AI can reduce friction at the front door, but only if the house behind the door is not chaotic.
4) Failing To Invest In The Talent Pipeline
AI allows senior employees to create leverage. One experienced developer or architect can now produce output that used to require multiple people.
The trap is that organizations get tempted to rely on seniors amplified by AI rather than investing in junior talent.
On paper, it looks efficient. In practice, it creates a serious talent supply chain problem.
ServiceNow platforms do not run on code alone. They run on tribal knowledge of why certain decisions were made, operational intuition, governance muscle memory, and the ability to debug, support, and evolve.
If you stop feeding junior talent into the system, you do not just lose future capacity. You lose continuity. When the seniors move on, you will find out how much of your “AI productivity gain” was actually experienced people carrying complexity.
AI can amplify expertise, but it cannot replace a pipeline.
5) The Metric Trap: Mistaking Velocity For Outcomes
AI makes it easy to produce more: more stories closed, more code written, more automations deployed, more tickets resolved, and more deflection achieved.
Output is not value, but output often becomes a proxy for value because it is easier to measure.
The disruptive pattern here is subtle. Organizations start to optimize what they can measure easily. Throughput becomes the proxy for success. Slowly, the system gets very good at being busy.
Meanwhile, user experience may not improve, risks may quietly rise, support may get harder, and upgrade resilience may weaken. The platform may become faster at doing things that do not matter.
You need a clear definition of success, set by the business:
- Did you reduce time-to-restore?
- Did you reduce repeat contacts?
- Did you improve request fulfillment cycle time end-to-end?
- Did you reduce operational risk?
- Did you improve adoption and satisfaction?
If AI cannot move those needles, it is not transformation. It is automation theater.
Closing: Don’t Automate Away The Organization’s Ability To Learn
AI-powered disruption rarely arrives as a dramatic event. It arrives as a slow shift in expectations. Users get used to faster answers, simpler experiences, fewer forms, and more natural interactions. Teams outside IT find “good enough” tools that solve their problem today, without waiting for your roadmap. Governance gets bypassed, not challenged.

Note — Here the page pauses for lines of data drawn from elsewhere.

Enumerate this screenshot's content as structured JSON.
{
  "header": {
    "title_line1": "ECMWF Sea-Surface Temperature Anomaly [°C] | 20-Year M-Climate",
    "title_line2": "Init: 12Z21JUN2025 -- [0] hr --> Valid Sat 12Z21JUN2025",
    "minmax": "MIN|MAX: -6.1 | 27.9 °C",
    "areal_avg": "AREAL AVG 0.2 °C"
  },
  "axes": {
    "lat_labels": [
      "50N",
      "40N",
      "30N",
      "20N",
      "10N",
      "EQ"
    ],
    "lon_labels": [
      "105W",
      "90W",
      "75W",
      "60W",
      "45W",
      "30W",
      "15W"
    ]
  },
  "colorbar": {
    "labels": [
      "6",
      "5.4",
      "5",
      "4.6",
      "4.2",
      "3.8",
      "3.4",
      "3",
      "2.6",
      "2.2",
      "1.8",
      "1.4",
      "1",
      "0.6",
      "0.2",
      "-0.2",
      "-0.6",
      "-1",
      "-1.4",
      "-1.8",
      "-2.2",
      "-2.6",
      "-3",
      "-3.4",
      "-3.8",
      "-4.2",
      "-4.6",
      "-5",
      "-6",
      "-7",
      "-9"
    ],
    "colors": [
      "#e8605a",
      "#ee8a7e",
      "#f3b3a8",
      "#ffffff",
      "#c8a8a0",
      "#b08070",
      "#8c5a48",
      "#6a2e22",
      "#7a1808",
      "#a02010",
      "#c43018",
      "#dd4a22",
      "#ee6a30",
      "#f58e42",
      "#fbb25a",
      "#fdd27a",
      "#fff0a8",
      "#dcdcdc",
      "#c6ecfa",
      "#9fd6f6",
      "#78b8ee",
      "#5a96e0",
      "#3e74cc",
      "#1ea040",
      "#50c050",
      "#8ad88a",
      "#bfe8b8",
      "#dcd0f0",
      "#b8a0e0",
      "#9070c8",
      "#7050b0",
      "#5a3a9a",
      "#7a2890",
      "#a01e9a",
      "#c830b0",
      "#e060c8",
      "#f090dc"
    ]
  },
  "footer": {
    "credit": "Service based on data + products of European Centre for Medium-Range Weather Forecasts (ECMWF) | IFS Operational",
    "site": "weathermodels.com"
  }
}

ServiceNow sits at the center of this because it is where enterprise intent becomes enterprise process. That is why it is so powerful, and why it is so easy to misuse.
If you want one guiding principle: use AI to remove friction, not to remove thinking.
Build faster, yes. Prototype more, yes. Reduce toil, yes. Keep your compass focused on foundations, governance, talent, and outcome-based measurement.
Because the organizations that get disrupted are not the ones that failed to automate.
They are the ones that automated so aggressively they stopped noticing what they were losing.